Is there a better way than this:
def mid(res, target):
#res is a list of entries, sorted by dt (dateTtime)
#each entry is a dict with a dt and some other info
n = len(res)
low = 0
high = n-1
# find the first res greater than target
while low < high:
mid = (low + high)/2
t = res[int(mid)]['dt']
if t < target:
low = mid + 1
else:
high = mid
# check if the prior value is closer
i = max(0, int(low)-1)
a = dttosecs(res[i]['dt'])
b = dttosecs(res[int(low)]['dt'])
t = dttosecs(target)
if abs(a-t) < abs(b-t):
return int(low-1)
else:
return int(low)
import time
def dttosecs(dt):
# string to seconds since the beginning
date,tim = dt.split('T')
y,m,d = date.split('-')
h,mn,s = tim.split(':')
y = int(y)
m = int(m)
d = int(d)
h = int(h)
mn = int(mn)
s = min(59,int(float(s)+0.5)) # round to neatest second
s = int(s)
secs = time.mktime((y,m,d,h,mn,s,0,0,-1))
return secs

"Copy and paste coding" (getting bisect's sources into your code) is not recommended as it carries all sorts of costs down the road (lot of extra source code for you to test and maintain, difficulties dealing with upgrades in the upstream code you've copied, etc, etc); the best way to reuse standard library modules is simply to import them and use them.
However, to do one pass transforming the dictionaries into meaningfully comparable entries is O(N), which (even though each step of the pass is simple) will eventually swamp the O(log N) time of the search proper. Since bisect can't support a key= key extractor like sort does, what the solution to this dilemma -- how can you reuse bisect by import and call, without a preliminary O(N) step...?
As quoted here, the solution is in David Wheeler's famous saying, "All problems in computer science can be solved by another level of indirection". Consider e.g....:
import bisect
listofdicts = [
{'dt': '2009-%2.2d-%2.2dT12:00:00' % (m,d) }
for m in range(4,9) for d in range(1,30)
]
class Indexer(object):
def __init__(self, lod, key):
self.lod = lod
self.key = key
def __len__(self):
return len(self.lod)
def __getitem__(self, idx):
return self.lod[idx][self.key]
lookfor = listofdicts[len(listofdicts)//2]['dt']
def mid(res=listofdicts, target=lookfor):
keys = [r['dt'] for r in res]
return res[bisect.bisect_left(keys, target)]
def midi(res=listofdicts, target=lookfor):
wrap = Indexer(res, 'dt')
return res[bisect.bisect_left(wrap, target)]
if __name__ == '__main__':
print '%d dicts on the list' % len(listofdicts)
print 'Looking for', lookfor
print mid(), midi()
assert mid() == midi()
The output (just running this indexer.py as a check, then with timeit, two ways):
$ python indexer.py
145 dicts on the list
Looking for 2009-06-15T12:00:00
{'dt': '2009-06-15T12:00:00'} {'dt': '2009-06-15T12:00:00'}
$ python -mtimeit -s'import indexer' 'indexer.mid()'
10000 loops, best of 3: 27.2 usec per loop
$ python -mtimeit -s'import indexer' 'indexer.midi()'
100000 loops, best of 3: 9.43 usec per loop
As you see, even in a modest task with 145 entries in the list, the indirection approach can have a performance that's three times better than the "key-extraction pass" approach.
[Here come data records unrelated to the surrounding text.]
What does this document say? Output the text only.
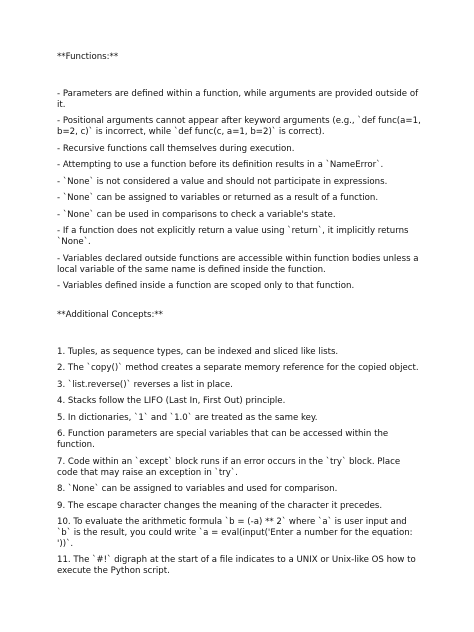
**Functions:**
- Parameters are defined within a function, while arguments are provided outside of it.
- Positional arguments cannot appear after keyword arguments (e.g., `def func(a=1, b=2, c)` is incorrect, while `def func(c, a=1, b=2)` is correct).
- Recursive functions call themselves during execution.
- Attempting to use a function before its definition results in a `NameError`.
- `None` is not considered a value and should not participate in expressions.
- `None` can be assigned to variables or returned as a result of a function.
- `None` can be used in comparisons to check a variable's state.
- If a function does not explicitly return a value using `return`, it implicitly returns `None`.
- Variables declared outside functions are accessible within function bodies unless a local variable of the same name is defined inside the function.
- Variables defined inside a function are scoped only to that function.
**Additional Concepts:**
1. Tuples, as sequence types, can be indexed and sliced like lists.
2. The `copy()` method creates a separate memory reference for the copied object.
3. `list.reverse()` reverses a list in place.
4. Stacks follow the LIFO (Last In, First Out) principle.
5. In dictionaries, `1` and `1.0` are treated as the same key.
6. Function parameters are special variables that can be accessed within the function.
7. Code within an `except` block runs if an error occurs in the `try` block. Place code that may raise an exception in `try`.
8. `None` can be assigned to variables and used for comparison.
9. The escape character changes the meaning of the character it precedes.
10. To evaluate the arithmetic formula `b = (-a) ** 2` where `a` is user input and `b` is the result, you could write `a = eval(input('Enter a number for the equation: '))`.
11. The `#!` digraph at the start of a file indicates to a UNIX or Unix-like OS how to execute the Python script.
Since we're comparing O(N) vs O(log N), the advantage of the indirection approach grows without bounds as N increases. (For very small N, the higher multiplicative constants due to the indirection make the key-extraction approach faster, but this is soon surpassed by the big-O difference). Admittedly, the Indexer class is extra code -- however, it's reusable over ALL tasks of binary searching a list of dicts sorted by one entry in each dict, so having it in your "container-utilities back of tricks" offers good return on that investment.
So much for the main search loop. For the secondary task of converting two entries (the one just below and the one just above the target) and the target to a number of seconds, consider, again, a higher-reuse approach, namely:
import time
adt = '2009-09-10T12:00:00'
def dttosecs(dt=adt):
# string to seconds since the beginning
date,tim = dt.split('T')
y,m,d = date.split('-')
h,mn,s = tim.split(':')
y = int(y)
m = int(m)
d = int(d)
h = int(h)
mn = int(mn)
s = min(59,int(float(s)+0.5)) # round to neatest second
s = int(s)
secs = time.mktime((y,m,d,h,mn,s,0,0,-1))
return secs
def simpler(dt=adt):
return time.mktime(time.strptime(dt, '%Y-%m-%dT%H:%M:%S'))
if __name__ == '__main__':
print adt, dttosecs(), simpler()
assert dttosecs() == simpler()
Here, there is no performance advantage to the reuse approach (indeed, and on the contrary, dttosecs is faster) -- but then, you only need to perform three conversions per search, no matter how many entries are on your list of dicts, so it's not clear whether that performance issue is germane. Meanwhile, with simpler you only have to write, test and maintain one simple line of code, while dttosecs is a dozen lines; given this ratio, in most situations (i.e., excluding absolute bottlenecks), I would prefer simpler. The important thing is to be aware of both approaches and of the tradeoffs between them so as to ensure the choice is made wisely.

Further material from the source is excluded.